Children’s Fiction, Novel, Historical


Community, Hope, Resilience, Treasure, Miracles, Poverty


10 – 13 years


Dory Byrne is not your typical New York City Lower East Side twelve-year-old girl. Despite trying her best, she runs late to school, forgets her younger sibling when she ought to be caring for him, and affectionately refers to the Statue of Liberty as Libby the green goddess. Dory craves adventure, loves a good mystery or thriller (especially if a zombie is involved!), and is on a treasure hunt.

But most significantly, Dory lives alone with her two brothers; responsible Fish, who takes care of the family while his pop is off fighting against Hitler, and young Pike, who dreams of becoming like Captain America.   

The Bryne children rely on the neighborhood to give them what they need while their dad is away, but when a meanie new landlord threatens their home in the community that’s raised them and kept them safe, the children need a new plan.

Perhaps the secret elevator in Mr.

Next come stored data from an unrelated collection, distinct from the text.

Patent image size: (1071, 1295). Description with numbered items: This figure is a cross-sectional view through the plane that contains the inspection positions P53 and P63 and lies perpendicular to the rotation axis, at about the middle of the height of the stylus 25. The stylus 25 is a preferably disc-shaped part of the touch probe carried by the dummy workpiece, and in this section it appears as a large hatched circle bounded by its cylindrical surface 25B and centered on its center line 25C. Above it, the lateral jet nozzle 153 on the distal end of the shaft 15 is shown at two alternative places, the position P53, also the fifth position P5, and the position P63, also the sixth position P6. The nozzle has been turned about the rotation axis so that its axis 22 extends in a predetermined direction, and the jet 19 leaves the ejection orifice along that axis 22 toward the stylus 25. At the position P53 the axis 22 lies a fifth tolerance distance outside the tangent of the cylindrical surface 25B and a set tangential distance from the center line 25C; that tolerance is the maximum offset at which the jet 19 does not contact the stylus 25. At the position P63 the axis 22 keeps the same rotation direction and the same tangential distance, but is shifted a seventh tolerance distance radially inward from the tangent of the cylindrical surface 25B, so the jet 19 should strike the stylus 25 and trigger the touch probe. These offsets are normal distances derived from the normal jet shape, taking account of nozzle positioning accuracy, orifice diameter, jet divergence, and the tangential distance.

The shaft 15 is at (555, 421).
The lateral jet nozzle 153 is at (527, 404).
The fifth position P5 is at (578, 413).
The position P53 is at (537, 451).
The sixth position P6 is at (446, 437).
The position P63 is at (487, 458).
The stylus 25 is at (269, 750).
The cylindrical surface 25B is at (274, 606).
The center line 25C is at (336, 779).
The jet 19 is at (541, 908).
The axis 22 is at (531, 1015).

Caputo’s restaurant – which leads to an abandoned hotel –  might be the hiding place they’ve been seeking.

This is a heartwarming story about three scrappy and imperfect siblings who, through resilience and their tight-knit Lower East Side community, experience unexpected miracles in unexpected places.

Content Warning:

I would recommend using your discernment with this book. While I adored the storyline and characters, there is some content for parents to consider.

The common NY phrase “What the heck” is repeated often, Dory refers to the Statue of Liberty referred to as the green goddess, and thanks her for a miracle at the end of the story. There is mention of spooky things such as fortune tellers, zombies, and vampires (however it’s all very brief and simply describes Dory’s taste in books and films). There is also a brief reference to a steamy romance book being read by a teacher at the poll, and some children play a prank on an adult.

Most significantly Dory tells a lot of lies which seem to work out for her. If your child struggles with truthfulness, I would not recommend this book. It’s important to remember that children who were living in poverty during WWII often resorted to lying to find food and shelter. There is also mention of fathers dying during the War.

Having said all of this, the themes and important message of community, true treasure, and hope, make this book incredibly special and worthwhile.